L’offre suivant comme toujours la demande des fashionistos en mal de sleepwear trendy, sur les podiums masculins de l’automne-hiver 13-14, le peignoir kimono est dans tous ses états. Flirtant avec la veste de smoking à l’ancienne telle que l’arboraient les dandys pour fumer le cigare, il s’accommode d’imprimés cachemire et de matières soyeuses, extirpant des oubliettes de la mode des tenues bannies des dressings branchés depuis l’avènement du jogging et du sweat à capuche.

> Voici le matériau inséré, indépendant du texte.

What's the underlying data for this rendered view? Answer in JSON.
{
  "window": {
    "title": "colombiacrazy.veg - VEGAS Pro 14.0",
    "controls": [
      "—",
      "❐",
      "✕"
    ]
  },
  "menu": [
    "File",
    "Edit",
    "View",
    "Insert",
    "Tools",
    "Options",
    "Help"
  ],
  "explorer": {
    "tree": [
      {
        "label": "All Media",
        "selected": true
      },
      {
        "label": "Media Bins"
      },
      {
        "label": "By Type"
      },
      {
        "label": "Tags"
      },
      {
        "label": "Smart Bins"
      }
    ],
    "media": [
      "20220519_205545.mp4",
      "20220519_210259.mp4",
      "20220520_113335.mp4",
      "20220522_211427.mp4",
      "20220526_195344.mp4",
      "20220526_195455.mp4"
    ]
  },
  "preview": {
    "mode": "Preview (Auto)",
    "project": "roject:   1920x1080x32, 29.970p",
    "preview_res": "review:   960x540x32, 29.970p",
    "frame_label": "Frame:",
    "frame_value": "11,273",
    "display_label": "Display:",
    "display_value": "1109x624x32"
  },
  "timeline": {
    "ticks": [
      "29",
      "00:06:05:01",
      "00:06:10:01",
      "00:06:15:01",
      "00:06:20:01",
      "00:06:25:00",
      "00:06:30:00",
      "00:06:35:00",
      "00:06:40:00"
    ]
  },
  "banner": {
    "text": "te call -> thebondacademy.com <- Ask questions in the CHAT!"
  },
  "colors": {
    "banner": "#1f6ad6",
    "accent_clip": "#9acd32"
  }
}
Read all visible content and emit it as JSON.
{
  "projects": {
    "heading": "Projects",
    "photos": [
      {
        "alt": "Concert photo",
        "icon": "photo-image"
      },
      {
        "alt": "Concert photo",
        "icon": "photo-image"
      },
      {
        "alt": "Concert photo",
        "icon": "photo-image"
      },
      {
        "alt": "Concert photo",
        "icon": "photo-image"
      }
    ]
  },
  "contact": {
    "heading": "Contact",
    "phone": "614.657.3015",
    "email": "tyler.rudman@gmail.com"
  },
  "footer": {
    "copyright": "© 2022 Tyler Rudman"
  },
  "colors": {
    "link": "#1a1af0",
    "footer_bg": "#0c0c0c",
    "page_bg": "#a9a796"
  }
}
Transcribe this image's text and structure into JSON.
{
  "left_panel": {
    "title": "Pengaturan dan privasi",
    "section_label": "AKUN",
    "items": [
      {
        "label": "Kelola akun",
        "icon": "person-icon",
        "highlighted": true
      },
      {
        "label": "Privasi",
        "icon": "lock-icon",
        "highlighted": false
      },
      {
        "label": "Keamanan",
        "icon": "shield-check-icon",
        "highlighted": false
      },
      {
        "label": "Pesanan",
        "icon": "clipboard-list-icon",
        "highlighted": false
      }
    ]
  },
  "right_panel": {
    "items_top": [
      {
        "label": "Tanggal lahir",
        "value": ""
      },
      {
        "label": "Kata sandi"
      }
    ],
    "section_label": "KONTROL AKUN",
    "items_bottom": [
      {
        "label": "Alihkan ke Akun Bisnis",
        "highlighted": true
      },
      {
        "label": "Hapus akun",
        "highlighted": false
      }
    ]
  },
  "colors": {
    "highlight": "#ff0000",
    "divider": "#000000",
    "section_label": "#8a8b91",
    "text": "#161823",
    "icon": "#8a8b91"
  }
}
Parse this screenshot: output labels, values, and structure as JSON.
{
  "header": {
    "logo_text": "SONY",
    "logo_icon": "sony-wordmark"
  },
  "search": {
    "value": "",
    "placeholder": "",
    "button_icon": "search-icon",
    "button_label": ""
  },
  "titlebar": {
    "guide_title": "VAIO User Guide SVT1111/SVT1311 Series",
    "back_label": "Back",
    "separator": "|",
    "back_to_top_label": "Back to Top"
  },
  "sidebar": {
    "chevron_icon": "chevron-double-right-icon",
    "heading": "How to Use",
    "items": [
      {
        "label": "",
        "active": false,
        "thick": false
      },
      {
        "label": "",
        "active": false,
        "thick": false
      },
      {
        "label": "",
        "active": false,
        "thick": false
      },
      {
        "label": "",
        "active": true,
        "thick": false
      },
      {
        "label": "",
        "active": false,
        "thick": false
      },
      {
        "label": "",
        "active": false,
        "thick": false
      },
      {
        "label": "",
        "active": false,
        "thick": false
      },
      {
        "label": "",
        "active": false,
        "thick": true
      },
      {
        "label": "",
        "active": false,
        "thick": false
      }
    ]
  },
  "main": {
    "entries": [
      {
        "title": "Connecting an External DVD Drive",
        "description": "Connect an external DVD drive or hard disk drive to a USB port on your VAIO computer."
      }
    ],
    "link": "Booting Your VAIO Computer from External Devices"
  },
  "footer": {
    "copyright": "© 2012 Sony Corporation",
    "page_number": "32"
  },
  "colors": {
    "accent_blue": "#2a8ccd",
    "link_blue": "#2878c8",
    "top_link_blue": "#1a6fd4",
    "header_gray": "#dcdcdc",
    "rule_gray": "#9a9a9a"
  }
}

 » A l’origine, les vestes d’intérieur ont fait leur apparition au début du XIXe siècle, lorsque la société bourgeoise a imposé aux hommes le costume trois pièces, rappelle l’historienne de la mode Catherine Ormen (1). Un costume de respectabilité que Baudelaire n’hésite pas à qualifier  » d’uniforme de croquemort « . Face à ce que le psychanalyste britannique John Carl Flügel a décrit comme le  » grand renoncement masculin « , ces robes de chambre chamarrées sont devenues le refuge de leur fantaisie. Pour se défouler, mais aussi plus pragmatiquement parce que les appartements de l’époque n’étaient pas toujours bien chauffés, les hommes revêtaient, en rentrant chez eux, une tenue confortable, au travers de laquelle ils pouvaient encore laisser libre cours à leur excentricité dans le choix de la matière ou de l’imprimé. Ces vestes raffinées et pas du tout négligées se portaient aussi pour recevoir les intimes ou les subordonnés. Et ce jusque dans les années 50, comme peuvent en attester des films de l’époque où l’on voyait ces messieurs troquer cravate, gilet et veston pour une veste plus souple et un petit foulard noué autour du cou dans le col de la chemise.  »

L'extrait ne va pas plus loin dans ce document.